A noter : les actions de prévention de la délinquance conduites par les collectivités territoriales et leurs établissements publics ne doivent pas être incompatibles avec le plan de prévention de la délinquance arrêté par le préfet dans le département (CGCT, art. L. 2215-2 modifié). Et de la même façon, dans la capitale, les actions de prévention de la délinquance conduites par le département de Paris, la commune de Paris et leurs établissements publics ne doivent pas être incompatibles avec le plan de prévention de la délinquance arrêté conjointement par le préfet de Paris et le préfet de police (CGCT, art. L. 2512-15 modifié).
Pour le rapporteur Jean-René Lecerf, « la capacité d'anticiper ou de détecter les évolutions de la délinquance est fondamentale pour la mise en oeuvre d'une politique efficace de prévention ». « Cela implique d'être en situation de rassembler des informations diverses et de les analyser » (Rap.
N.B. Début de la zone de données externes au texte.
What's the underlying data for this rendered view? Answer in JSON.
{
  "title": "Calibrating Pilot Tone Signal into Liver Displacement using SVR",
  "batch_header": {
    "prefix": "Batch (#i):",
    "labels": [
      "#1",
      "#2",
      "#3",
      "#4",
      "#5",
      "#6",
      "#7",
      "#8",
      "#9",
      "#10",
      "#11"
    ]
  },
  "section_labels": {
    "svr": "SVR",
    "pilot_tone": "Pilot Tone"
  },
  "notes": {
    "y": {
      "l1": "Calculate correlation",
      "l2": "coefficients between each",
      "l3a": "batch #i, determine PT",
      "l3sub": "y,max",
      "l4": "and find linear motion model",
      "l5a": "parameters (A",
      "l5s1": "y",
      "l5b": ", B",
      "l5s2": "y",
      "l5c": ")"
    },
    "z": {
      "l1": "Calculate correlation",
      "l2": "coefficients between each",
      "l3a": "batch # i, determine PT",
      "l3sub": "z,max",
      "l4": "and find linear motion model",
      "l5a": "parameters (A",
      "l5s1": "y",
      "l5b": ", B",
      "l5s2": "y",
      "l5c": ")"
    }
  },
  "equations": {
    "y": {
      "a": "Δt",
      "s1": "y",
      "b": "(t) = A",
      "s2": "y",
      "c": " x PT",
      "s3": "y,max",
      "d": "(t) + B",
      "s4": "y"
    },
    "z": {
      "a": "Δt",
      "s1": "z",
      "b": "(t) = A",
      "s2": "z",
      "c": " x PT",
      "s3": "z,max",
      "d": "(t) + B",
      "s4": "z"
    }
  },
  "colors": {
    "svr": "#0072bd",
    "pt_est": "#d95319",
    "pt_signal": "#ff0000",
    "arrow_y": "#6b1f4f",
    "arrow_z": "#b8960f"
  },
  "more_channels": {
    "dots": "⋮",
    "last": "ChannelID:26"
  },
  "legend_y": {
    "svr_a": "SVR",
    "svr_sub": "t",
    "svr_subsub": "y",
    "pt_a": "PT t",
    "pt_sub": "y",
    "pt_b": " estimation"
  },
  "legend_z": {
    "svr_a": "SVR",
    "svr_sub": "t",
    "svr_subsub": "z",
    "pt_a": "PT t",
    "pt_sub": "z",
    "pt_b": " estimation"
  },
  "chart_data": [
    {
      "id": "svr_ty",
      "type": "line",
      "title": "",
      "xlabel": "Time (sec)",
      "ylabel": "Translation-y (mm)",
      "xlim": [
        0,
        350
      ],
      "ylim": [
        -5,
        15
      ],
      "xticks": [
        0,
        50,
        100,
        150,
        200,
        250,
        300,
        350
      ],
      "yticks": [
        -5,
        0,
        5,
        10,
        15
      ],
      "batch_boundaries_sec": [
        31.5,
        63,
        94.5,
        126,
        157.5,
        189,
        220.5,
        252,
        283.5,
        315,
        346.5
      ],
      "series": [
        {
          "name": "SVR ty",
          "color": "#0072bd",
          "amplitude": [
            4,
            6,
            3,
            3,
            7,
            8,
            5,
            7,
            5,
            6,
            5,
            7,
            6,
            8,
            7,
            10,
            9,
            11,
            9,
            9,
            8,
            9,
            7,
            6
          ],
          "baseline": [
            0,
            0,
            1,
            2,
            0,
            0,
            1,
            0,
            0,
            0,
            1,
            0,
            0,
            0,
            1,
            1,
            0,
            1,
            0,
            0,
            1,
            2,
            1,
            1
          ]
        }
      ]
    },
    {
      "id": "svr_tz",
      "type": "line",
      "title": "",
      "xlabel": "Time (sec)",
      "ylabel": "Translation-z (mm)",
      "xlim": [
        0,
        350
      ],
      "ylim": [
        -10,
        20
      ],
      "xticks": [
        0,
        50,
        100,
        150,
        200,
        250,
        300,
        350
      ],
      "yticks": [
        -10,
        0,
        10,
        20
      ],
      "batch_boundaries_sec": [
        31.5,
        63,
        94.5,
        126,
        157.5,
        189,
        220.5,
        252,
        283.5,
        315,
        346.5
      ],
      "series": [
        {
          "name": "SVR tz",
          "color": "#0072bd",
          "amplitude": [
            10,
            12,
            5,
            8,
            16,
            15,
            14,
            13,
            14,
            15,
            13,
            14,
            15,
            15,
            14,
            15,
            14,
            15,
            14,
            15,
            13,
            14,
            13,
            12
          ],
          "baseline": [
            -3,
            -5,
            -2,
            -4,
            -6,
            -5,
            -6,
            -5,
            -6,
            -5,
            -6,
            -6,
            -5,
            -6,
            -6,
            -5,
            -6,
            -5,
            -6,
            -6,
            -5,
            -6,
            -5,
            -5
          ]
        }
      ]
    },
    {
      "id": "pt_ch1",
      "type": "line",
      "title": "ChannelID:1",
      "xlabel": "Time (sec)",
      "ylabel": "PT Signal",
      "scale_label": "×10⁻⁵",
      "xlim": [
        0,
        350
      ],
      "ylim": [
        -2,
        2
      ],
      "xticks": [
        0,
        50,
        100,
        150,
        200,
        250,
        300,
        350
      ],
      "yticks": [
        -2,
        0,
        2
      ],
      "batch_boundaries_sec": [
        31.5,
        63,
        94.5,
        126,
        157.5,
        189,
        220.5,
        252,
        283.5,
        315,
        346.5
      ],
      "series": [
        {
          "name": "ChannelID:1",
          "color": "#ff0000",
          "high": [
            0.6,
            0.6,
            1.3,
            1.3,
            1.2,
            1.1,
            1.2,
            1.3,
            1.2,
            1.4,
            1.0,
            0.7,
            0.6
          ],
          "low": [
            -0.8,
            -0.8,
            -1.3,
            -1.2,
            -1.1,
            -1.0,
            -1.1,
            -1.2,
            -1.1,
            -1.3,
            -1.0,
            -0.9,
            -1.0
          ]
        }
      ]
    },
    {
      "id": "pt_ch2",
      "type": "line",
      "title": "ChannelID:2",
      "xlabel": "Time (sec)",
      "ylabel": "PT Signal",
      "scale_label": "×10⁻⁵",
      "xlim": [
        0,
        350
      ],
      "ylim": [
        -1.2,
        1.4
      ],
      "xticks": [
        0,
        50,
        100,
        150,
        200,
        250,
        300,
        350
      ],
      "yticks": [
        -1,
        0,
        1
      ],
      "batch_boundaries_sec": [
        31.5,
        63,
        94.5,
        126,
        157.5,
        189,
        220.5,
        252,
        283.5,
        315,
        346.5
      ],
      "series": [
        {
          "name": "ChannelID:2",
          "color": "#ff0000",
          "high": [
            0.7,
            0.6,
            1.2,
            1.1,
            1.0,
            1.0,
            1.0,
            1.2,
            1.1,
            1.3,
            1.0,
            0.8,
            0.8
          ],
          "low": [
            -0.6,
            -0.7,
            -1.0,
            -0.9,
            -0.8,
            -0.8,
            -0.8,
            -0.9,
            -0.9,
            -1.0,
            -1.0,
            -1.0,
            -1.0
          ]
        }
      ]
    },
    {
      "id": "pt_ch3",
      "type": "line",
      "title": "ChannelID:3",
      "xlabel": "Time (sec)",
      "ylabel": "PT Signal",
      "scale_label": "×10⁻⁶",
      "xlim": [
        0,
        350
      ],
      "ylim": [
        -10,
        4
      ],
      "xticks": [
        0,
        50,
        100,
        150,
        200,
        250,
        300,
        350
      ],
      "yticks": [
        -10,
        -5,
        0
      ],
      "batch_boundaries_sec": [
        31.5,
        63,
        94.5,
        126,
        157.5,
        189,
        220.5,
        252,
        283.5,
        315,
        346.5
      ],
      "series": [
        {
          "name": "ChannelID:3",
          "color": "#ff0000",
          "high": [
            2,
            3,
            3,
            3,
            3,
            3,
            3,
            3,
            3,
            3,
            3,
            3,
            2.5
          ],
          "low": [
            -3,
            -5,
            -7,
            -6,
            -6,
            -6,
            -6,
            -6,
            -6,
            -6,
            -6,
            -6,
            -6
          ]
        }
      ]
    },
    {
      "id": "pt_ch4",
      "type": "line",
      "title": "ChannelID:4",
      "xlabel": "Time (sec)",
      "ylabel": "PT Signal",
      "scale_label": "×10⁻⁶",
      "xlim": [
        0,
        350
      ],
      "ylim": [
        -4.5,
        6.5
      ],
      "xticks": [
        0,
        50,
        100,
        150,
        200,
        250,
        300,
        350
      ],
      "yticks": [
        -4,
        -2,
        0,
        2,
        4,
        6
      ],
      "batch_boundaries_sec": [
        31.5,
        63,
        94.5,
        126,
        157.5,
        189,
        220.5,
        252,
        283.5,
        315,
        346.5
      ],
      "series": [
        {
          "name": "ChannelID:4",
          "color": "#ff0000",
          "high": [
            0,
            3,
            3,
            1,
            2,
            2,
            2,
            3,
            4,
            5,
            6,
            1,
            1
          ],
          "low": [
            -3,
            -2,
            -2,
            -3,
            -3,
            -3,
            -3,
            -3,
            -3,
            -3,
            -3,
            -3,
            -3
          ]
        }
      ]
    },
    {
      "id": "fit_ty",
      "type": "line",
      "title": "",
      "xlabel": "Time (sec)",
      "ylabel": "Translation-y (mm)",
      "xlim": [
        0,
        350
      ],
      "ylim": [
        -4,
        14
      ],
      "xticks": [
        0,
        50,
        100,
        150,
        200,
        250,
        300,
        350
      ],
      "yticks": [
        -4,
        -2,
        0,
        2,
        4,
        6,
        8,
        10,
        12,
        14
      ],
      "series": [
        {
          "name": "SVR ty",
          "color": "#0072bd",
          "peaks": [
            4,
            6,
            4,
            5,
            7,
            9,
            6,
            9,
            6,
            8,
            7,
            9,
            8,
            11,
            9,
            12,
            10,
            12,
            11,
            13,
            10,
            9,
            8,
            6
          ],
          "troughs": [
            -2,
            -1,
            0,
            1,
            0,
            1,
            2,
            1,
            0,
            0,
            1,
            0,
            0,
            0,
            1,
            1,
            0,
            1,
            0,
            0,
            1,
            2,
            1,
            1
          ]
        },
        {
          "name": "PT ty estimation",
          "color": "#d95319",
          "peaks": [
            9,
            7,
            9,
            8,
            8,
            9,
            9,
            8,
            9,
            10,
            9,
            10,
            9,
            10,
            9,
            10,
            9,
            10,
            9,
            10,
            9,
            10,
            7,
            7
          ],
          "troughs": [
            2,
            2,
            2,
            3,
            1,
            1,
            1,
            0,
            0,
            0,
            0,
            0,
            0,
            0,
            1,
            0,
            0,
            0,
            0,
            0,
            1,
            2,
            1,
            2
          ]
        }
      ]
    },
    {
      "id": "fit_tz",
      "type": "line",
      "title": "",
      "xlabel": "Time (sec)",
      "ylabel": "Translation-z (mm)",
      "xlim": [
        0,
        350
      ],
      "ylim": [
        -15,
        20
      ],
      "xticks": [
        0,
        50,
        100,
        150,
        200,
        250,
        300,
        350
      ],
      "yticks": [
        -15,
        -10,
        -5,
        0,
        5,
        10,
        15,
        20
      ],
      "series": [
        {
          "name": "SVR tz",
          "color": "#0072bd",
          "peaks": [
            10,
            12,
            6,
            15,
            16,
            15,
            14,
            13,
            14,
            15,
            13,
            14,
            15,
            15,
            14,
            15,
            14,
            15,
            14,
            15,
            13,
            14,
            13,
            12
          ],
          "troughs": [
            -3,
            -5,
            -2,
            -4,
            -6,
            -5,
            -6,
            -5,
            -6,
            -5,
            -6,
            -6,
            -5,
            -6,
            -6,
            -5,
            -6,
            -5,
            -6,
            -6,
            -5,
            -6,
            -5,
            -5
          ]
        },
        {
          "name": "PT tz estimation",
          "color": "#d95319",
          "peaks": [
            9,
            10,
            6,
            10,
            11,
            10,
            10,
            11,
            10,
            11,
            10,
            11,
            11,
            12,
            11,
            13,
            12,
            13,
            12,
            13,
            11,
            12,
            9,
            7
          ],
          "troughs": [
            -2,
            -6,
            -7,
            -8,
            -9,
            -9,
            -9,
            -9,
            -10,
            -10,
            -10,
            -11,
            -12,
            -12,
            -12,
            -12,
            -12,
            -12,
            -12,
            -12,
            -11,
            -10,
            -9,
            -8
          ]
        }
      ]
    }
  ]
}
Sén. n° 132, décembre 2006, Lecerf, page 29). La loi du 5 mars 2007 vise à en donner au maire les moyens.
L'article 8 de la loi - qui, d'une part, détermine le cadre dans lequel les professionnels de l'action sociale soumis au secret professionnel peuvent partager entre eux des informations confidentielles et, d'autre part, détermine les conditions de transmission éventuelle de ces informations au maire et au président du conseil général - est l'un de ceux qui aura donné lieu aux débats les plus animés et dont l'application sur le terrain soulève encore aujourd'hui le plus d'interrogations (4). Ce, malgré les « limitations » et les « précautions » (5) dont le législateur a assorti les échanges d'informations qu'il autorise entre les différents intervenants auprès d'une personne ou d'une famille en difficulté.
Après avoir subi plusieurs réécritures en cours de lecture parlementaire, l'article 8 prévoit finalement que « lorsqu'un professionnel de l'action sociale [...] constate que l'aggravation des difficultés sociales, éducatives ou matérielles d'une personne ou d'une famille appelle l'intervention de plusieurs professionnels », il en informe le maire de la commune de résidence et le président du conseil général. Il est autorisé dans ce cadre à révéler à ces derniers - et à eux seuls - « les informations confidentielles qui sont strictement nécessaires à l'exercice de leurs compétences » (CASF, art. L. 121-6-2 nouveau).
Autrement dit, quand un travailleur agit seul auprès d'une personne ou d'une famille, il ne doit donner d'informations au maire de la commune ou au président du conseil général que lorsque l'aggravation des difficultés sociales, éducatives ou matérielles de cette personne ou de cette famille appelle l'intervention de plusieurs professionnels. Les informations confidentielles qu'il est autorisé à leur révéler sont celles « strictement nécessaires à l'exercice de leurs compétences » et ne peuvent être transmises à des tiers sous peine de sanctions pénales (CASF, art. L. 121-6-2 nouveau).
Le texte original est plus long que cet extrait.